The Language of Power, Not Liberation
In China’s political reality, “democracy” is redefined as obedience to the Party; “freedom” means freedom to praise the Party; “justice” is justice for the Party, not for the people. These terms are stripped of their universal meaning and refashioned as tools of ideological control. The state’s propaganda promotes them to suggest moral legitimacy and modernity, but when citizens act on these values, they are crushed with surgical precision.
This is the dark genius of authoritarianism in the post-totalitarian age: to cloak repression in the language of human rights and enlightenment. It is not a rejection of democracy and freedom—it is their co-optation, their corruption into instruments of control.
Ren Zhiqiang: A Loyal Insider Becomes an Enemy of the State
A powerful illustration of this contradiction is the case of Ren Zhiqiang, a princeling, a successful real estate tycoon, and a long-time member of the Chinese Communist Party. Ren was no dissident in the traditional sense. He was wealthy, well-connected, and ideologically within the system.Ren was once regarded as a prominent figure within the party. But when he wrote an essay during the COVID-19 pandemic indirectly criticizing Xi Jinping—calling him a “clown stripped naked who insisted on being emperor”—he crossed the invisible red line.
Ren was sentenced to 18 years in prison for alleged corruption, but it was clear to all observers that his true crime was voicing the socialist core values the Party pretends to uphold: the right to speak freely, the demand for transparency, and the moral courage to criticize power.
His persecution is not an exception—it is a pattern. Whether it is journalists, lawyers, feminists, religious leaders, students, or even Party elites like Ren, the moment someone genuinely exercises “freedom” or calls for “justice,” they become an “enemy of stability.” In such a system, loyalty to truth is betrayal of the Party.
The Logic of Political Theater
Why, then, does the CCP continue to promote these values? The answer is psychological and strategic. To maintain legitimacy in the eyes of its people and the international community, the Party must speak the global language of human rights and civic virtue. It must pretend to be evolving, modernizing, even democratizing. This performance is necessary not to empower citizens, but to disarm them morally—to confuse, pacify, and isolate those who might rebel.

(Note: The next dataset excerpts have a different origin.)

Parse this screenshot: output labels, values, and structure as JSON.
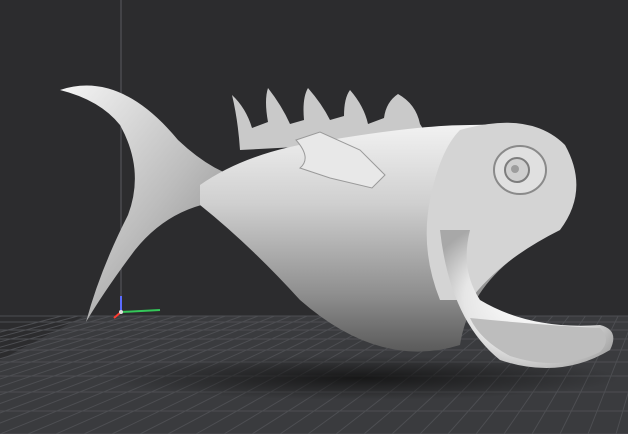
{
  "viewport": {
    "background": "#2c2c2e",
    "build_plate_color": "#3a3b3e",
    "grid_line_color": "#4d4e52",
    "model_color": "#d9d9d9",
    "model_name": "fish-model"
  },
  "axes": {
    "x_color": "#ff3b30",
    "y_color": "#34c759",
    "z_color": "#5b6bff"
  }
}
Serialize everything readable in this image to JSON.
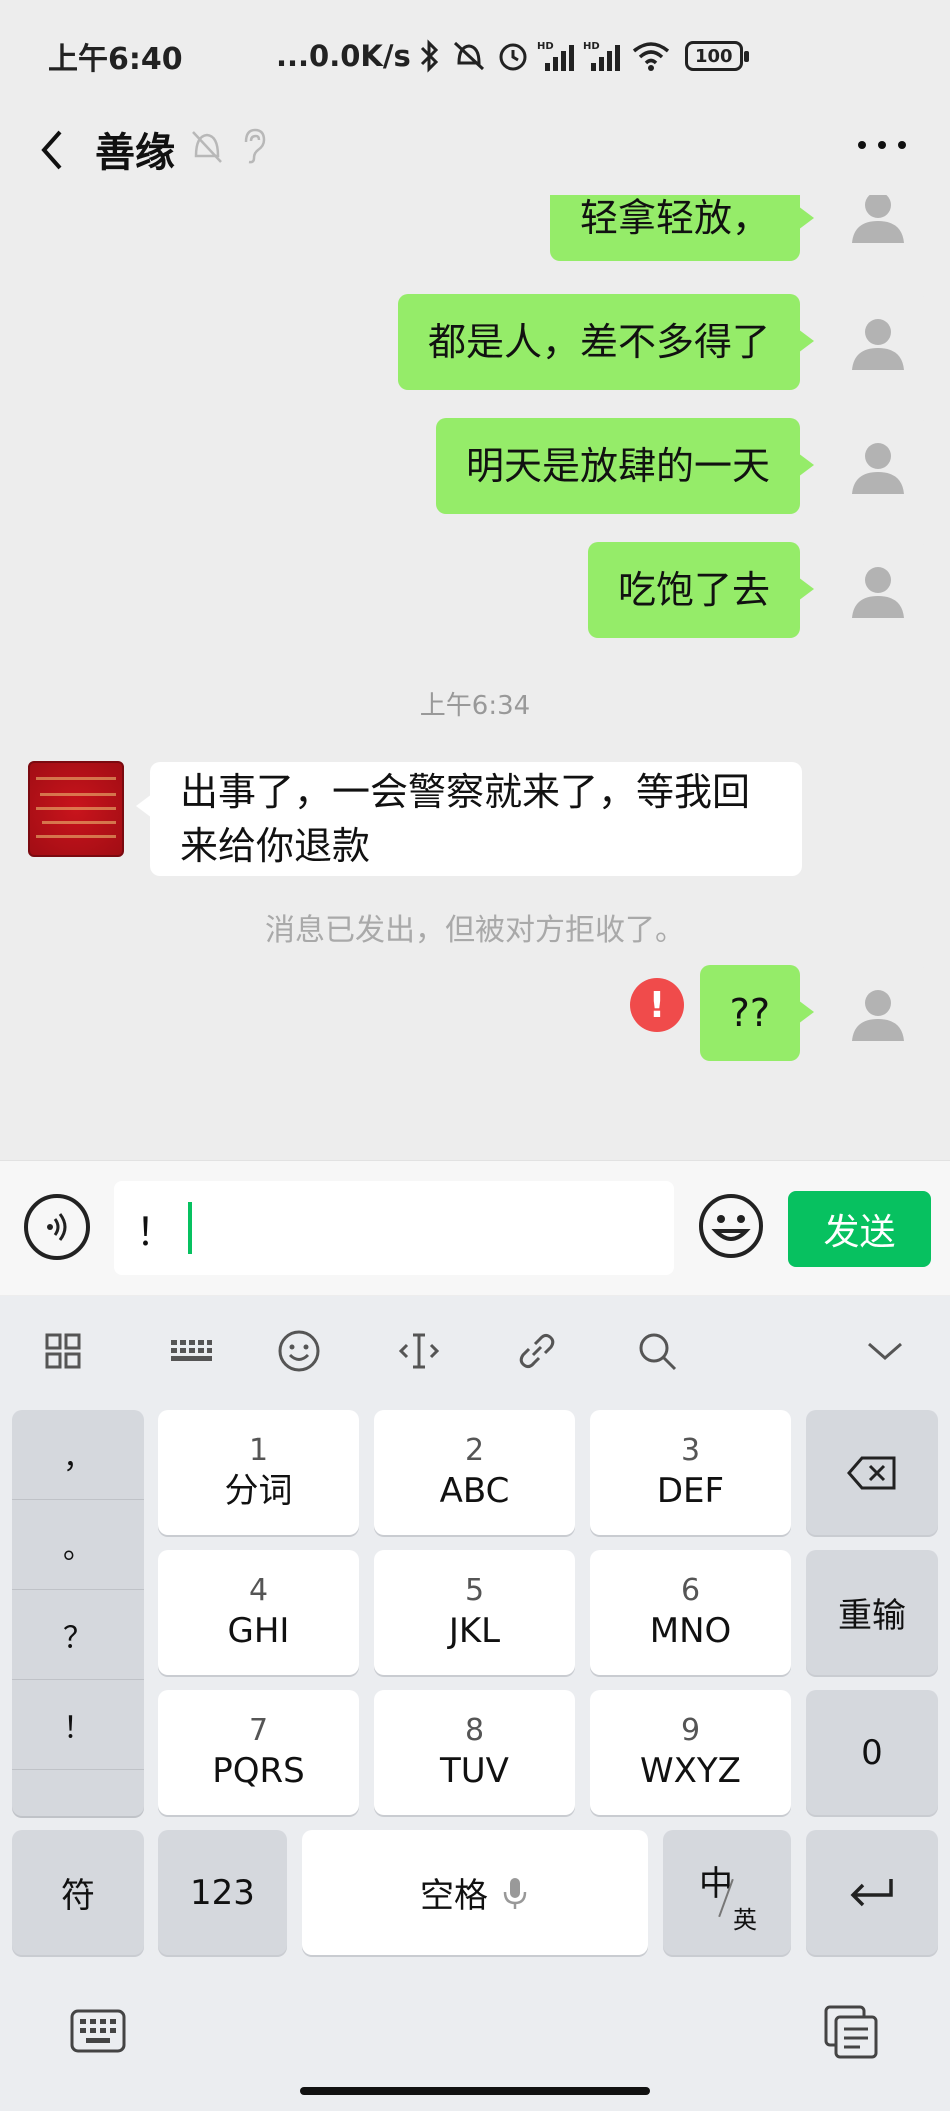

It is easier to control people not by telling them they are slaves, but by telling them they are free—and punishing them when they act like it.

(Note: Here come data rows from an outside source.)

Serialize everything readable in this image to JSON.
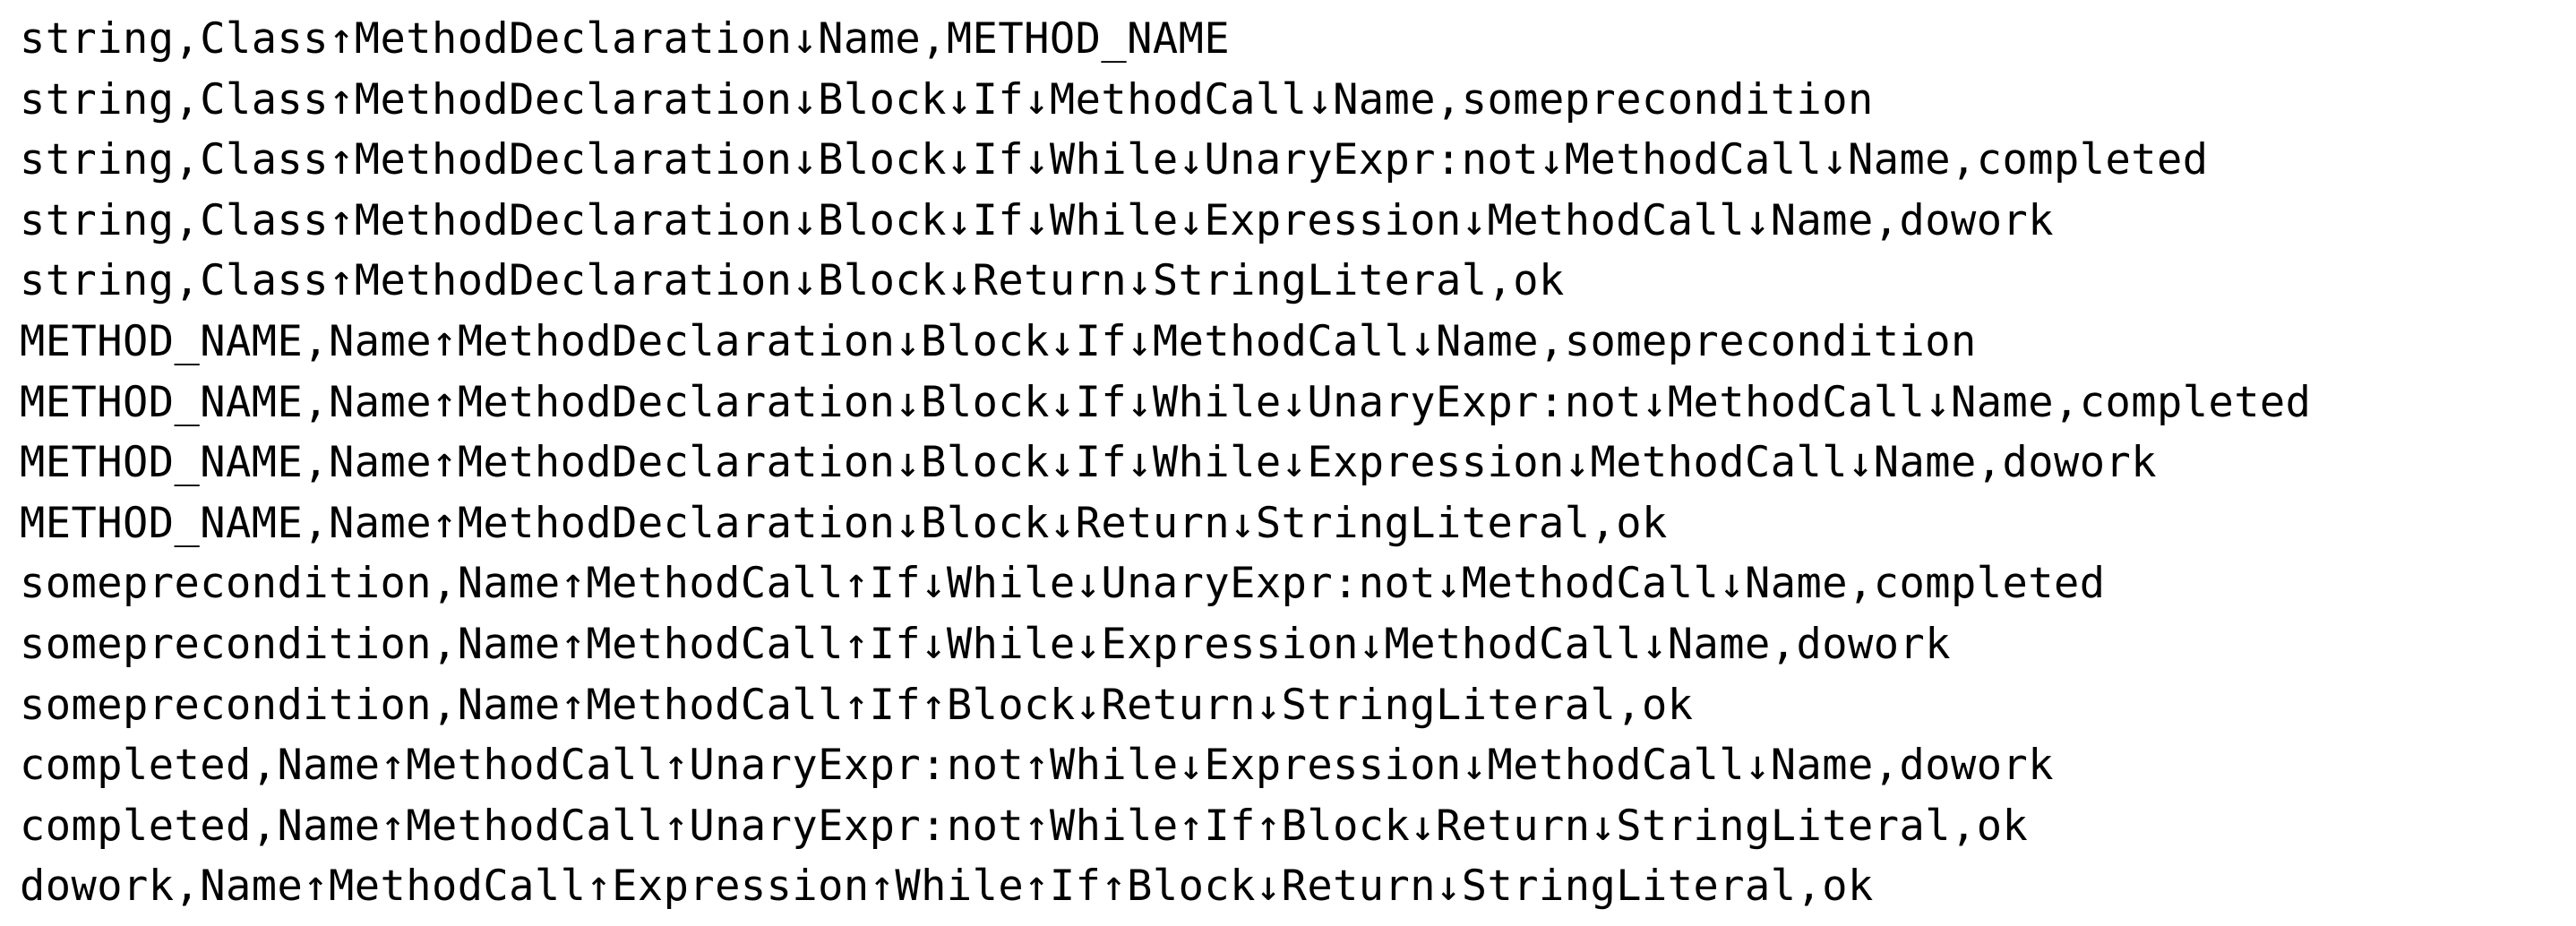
{
  "lines": [
    "string,Class↑MethodDeclaration↓Name,METHOD_NAME",
    "string,Class↑MethodDeclaration↓Block↓If↓MethodCall↓Name,someprecondition",
    "string,Class↑MethodDeclaration↓Block↓If↓While↓UnaryExpr:not↓MethodCall↓Name,completed",
    "string,Class↑MethodDeclaration↓Block↓If↓While↓Expression↓MethodCall↓Name,dowork",
    "string,Class↑MethodDeclaration↓Block↓Return↓StringLiteral,ok",
    "METHOD_NAME,Name↑MethodDeclaration↓Block↓If↓MethodCall↓Name,someprecondition",
    "METHOD_NAME,Name↑MethodDeclaration↓Block↓If↓While↓UnaryExpr:not↓MethodCall↓Name,completed",
    "METHOD_NAME,Name↑MethodDeclaration↓Block↓If↓While↓Expression↓MethodCall↓Name,dowork",
    "METHOD_NAME,Name↑MethodDeclaration↓Block↓Return↓StringLiteral,ok",
    "someprecondition,Name↑MethodCall↑If↓While↓UnaryExpr:not↓MethodCall↓Name,completed",
    "someprecondition,Name↑MethodCall↑If↓While↓Expression↓MethodCall↓Name,dowork",
    "someprecondition,Name↑MethodCall↑If↑Block↓Return↓StringLiteral,ok",
    "completed,Name↑MethodCall↑UnaryExpr:not↑While↓Expression↓MethodCall↓Name,dowork",
    "completed,Name↑MethodCall↑UnaryExpr:not↑While↑If↑Block↓Return↓StringLiteral,ok",
    "dowork,Name↑MethodCall↑Expression↑While↑If↑Block↓Return↓StringLiteral,ok"
  ]
}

Autocracy in Socialist Clothing
At its core, this is not socialism with Chinese characteristics. It is autocracy with socialist decoration. The Party’s manipulation of these core values reveals not its commitment to them, but its fear of them. The more it suppresses voices like Ren Zhiqiang’s, the more it proves that it rules not through truth, but through terror disguised as virtue.
The lesson is clear: in the People’s Republic of China, the only right you have is the right to remain silent—unless your words serve the Party. Behind the banner of socialist values is a regime that defines any true expression of democracy, freedom, or justice as a threat to its survival. And that, more than anything, reveals the true face of the autocracy.